Alcohol and its effects on the body
Alcohol is a poison. The body mounds specific defenses to combat the effects of alcohol, and is able to keep up with this toxin at a rate of about 1 drink an hour. The following is a conversation about what happens when you drink more.
As the stomach encounters and identifies alcohol, it and the liver release an enzyme called alcohol dehydrogenase. This steals a hydrogen molecule off of alcohol and leaves acetaldehyde. This molecule, while not intoxicating to the body, may contribute to the “hangover;” a poorly understood phenomenon. Young men have 70-80% greater enzyme activity in the presence of alcohol than women, but this deteriorates slowly until age 55-60, where they produce less of the enzyme than their female counterparts.
A second enzyme, aldehyde dehydrogenase, bats cleanup and helps remove the acetaldehyde. Some people, including about one third of the Asian population, have a mutation in the amino acid chain that prevents it from cleaning up the acetaldehyde. An excess of this molecule causes skin flushing, dizziness, extreme nausea, and sometimes palpitations.
Drugs like Aspirin, when taken before drinking, inhibits alcohol dehydrogenase, which ironically increases acetaldehyde and the eventual “hangover.”
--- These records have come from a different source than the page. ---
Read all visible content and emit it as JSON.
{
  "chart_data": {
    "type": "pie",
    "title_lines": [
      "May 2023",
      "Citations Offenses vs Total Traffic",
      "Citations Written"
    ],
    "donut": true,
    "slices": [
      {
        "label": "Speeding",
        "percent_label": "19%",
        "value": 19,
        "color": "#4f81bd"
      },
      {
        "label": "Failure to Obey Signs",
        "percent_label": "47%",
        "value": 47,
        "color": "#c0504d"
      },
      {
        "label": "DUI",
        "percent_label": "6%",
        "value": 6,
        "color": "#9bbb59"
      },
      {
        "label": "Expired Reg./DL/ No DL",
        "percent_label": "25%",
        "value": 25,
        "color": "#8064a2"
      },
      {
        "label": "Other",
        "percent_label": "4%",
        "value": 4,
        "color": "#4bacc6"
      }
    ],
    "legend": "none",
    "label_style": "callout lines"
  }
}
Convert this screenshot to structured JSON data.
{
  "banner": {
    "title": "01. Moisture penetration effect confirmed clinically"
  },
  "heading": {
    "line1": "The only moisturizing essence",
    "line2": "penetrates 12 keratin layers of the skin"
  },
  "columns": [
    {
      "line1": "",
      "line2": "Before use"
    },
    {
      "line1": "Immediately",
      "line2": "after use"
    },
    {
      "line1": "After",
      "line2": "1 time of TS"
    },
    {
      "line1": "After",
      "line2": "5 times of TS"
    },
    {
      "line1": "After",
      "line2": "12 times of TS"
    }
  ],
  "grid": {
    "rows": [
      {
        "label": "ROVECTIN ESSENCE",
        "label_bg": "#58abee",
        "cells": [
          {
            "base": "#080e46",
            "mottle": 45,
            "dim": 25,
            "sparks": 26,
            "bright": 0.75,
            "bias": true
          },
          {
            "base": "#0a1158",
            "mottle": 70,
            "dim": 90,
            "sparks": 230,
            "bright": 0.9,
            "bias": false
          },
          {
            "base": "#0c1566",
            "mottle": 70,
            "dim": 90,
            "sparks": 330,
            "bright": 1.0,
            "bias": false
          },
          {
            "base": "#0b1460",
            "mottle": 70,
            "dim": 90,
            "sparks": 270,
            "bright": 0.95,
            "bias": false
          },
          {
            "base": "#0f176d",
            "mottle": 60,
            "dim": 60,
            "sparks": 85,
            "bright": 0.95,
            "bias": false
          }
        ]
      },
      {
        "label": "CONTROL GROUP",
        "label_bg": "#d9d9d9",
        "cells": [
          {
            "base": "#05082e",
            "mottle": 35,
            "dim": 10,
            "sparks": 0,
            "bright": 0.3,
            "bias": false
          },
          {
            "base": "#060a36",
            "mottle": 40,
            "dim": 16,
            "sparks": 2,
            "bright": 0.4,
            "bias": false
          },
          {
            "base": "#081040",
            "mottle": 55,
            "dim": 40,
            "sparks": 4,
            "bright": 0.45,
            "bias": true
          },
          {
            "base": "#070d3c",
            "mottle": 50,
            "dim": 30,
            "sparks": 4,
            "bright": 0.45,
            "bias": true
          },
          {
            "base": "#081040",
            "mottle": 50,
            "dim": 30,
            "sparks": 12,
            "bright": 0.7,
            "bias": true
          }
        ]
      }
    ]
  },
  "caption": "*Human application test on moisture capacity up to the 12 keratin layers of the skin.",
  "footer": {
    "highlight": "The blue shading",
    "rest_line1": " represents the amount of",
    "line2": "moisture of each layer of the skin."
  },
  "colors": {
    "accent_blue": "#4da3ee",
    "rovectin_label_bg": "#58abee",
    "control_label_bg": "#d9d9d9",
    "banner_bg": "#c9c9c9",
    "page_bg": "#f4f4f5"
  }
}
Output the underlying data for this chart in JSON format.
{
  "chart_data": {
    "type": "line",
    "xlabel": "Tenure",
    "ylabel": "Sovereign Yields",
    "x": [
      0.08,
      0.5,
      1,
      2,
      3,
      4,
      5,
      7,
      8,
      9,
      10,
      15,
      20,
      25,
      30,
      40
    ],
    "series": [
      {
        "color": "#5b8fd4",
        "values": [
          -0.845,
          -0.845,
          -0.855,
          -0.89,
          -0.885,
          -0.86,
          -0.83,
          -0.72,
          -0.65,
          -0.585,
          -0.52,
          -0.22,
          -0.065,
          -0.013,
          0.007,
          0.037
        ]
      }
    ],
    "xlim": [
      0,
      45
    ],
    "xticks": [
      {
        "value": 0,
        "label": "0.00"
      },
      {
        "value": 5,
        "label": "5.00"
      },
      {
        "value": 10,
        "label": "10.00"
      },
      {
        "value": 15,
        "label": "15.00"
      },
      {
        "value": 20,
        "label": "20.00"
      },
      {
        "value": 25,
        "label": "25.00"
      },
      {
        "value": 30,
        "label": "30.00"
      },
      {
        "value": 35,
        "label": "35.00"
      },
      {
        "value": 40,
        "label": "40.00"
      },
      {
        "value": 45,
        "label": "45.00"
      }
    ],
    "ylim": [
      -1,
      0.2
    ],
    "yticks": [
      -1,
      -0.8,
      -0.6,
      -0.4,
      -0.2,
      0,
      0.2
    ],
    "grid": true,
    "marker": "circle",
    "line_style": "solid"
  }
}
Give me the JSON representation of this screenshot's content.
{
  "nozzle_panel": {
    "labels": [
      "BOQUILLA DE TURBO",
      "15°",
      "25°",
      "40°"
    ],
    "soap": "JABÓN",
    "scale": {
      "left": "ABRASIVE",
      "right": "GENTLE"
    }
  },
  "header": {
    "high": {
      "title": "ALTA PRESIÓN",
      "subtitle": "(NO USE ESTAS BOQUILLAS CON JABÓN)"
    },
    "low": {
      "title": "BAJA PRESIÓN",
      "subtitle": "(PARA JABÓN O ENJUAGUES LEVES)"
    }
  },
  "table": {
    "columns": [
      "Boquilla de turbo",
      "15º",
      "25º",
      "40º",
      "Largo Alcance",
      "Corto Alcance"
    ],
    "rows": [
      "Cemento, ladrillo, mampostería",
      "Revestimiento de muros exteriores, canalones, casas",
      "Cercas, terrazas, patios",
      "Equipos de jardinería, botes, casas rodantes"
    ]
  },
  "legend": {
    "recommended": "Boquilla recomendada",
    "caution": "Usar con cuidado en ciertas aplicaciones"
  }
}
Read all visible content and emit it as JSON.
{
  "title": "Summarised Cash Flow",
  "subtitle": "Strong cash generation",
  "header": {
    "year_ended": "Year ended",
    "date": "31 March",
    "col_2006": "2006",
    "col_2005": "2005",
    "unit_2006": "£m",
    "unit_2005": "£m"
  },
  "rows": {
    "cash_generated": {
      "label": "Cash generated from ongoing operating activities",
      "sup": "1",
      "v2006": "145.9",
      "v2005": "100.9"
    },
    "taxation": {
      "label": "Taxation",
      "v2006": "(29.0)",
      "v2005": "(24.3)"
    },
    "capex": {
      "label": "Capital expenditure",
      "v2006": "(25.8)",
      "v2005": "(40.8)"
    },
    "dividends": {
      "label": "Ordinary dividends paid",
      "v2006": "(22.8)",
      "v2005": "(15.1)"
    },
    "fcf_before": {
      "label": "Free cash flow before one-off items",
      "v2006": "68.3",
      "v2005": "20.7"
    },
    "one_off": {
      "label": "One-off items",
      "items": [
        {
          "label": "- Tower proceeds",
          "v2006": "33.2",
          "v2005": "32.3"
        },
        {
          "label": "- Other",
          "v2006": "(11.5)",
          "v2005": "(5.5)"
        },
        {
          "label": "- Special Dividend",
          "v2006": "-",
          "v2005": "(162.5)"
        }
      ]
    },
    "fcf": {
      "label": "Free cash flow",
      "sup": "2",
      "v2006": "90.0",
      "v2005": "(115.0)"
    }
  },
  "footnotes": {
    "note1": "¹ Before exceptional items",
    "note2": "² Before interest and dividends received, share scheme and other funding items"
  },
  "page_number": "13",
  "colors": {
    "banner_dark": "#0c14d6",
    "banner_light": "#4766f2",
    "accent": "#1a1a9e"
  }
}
The challenge for the body becomes how to deal with the alcohol before it hits the small intestine, where it has 200 sq. meters of surface area to absorb. Eating while drinking helps the body do this. Food in the stomach activates the pyloric sphincter, which closes off the stomach from the small intestine. This keeps the alcohol in the stomach, where it doesn’t absorb well and the body has time to convert it. When only liquid is in the stomach, it passes more freely into the small intestine. The stomach in this case is responsible for 20% of the absorption, and the intestine for 80%. Once alcohol hits the small intestine, the body only has one trick left to eliminate a poison, and hopefully you brought an extra set of underwear.
When it comes to actual drinking, higher ABV doesn’t always mean quicker intoxication. Up to about 20% ABV, the body passes alcohol though to the small intestine rapidly. Above that, as in shots of hard liquor, the body tightens the pyloric sphincter and slows absorption. So shots sit in your stomach for longer, like a time release. Later, they can hit you harder than you anticipated. This is why you can take a large number of shots in a short period of time. This is also why that can kill you. Add to that the fact that rapid consumption of alcohol postpones the maximum BAC lever by 2 hours (instead of 30 min. in social drinking), and you have a recipe for a surprise. You keep getting drunker long after you decide you have had enough.
Larger people can hold more alcohol than smaller people. More tissue means more space to store alcohol while the body tries to metabolize it. Women tend to carry a higher body fat percentage than men, and since adipose (fat) tissue carries less water than muscle tissue, it doesn’t have as much ability to dilute the alcohol.
Alcohol does not kill brain cells. It shrinks the brain over long term, but doesn’t kill the cells. It does, however, slowly kills liver cells. When you drink, your brain cells remain more or less unchanged. It’s the neurotransmitters that are affected. Alcohol gets in between the cells and blocks glutamate receptors, which are excitatory, and actually increases GABA receptor activity, which are inhibitory. As more alcohol works its way in between the cells, the brain, literally, gets slower. At a high enough dose, alcohol actually mimics the neurotransmitter GABA, can bind to the cell, and causes a semi-permanent inhibitory response. The body, among other things, slows its breathing until it eventually stops.
While everyone is aware that alcohol affects the brain, it also affects other parts of the body. At low doses, alcohol increases the heart rate. At high doses in health young adults, it causes EKG irregularities. In the endocrine system, it affects the pancreas. In the presence of alcohol, the pancreas over-reacts to the presence of simple sugars and carbohydrates, and over produces insulin. As any Type 1 diabetic will tell you, they have to be really careful about what they eat when the are also having booze. The low sugar levels, in addition to dehydration from the kidneys trying to clean up the blood all night, along with the acetaldehyde mentioned earlier, is likely the cause of the “hangover.”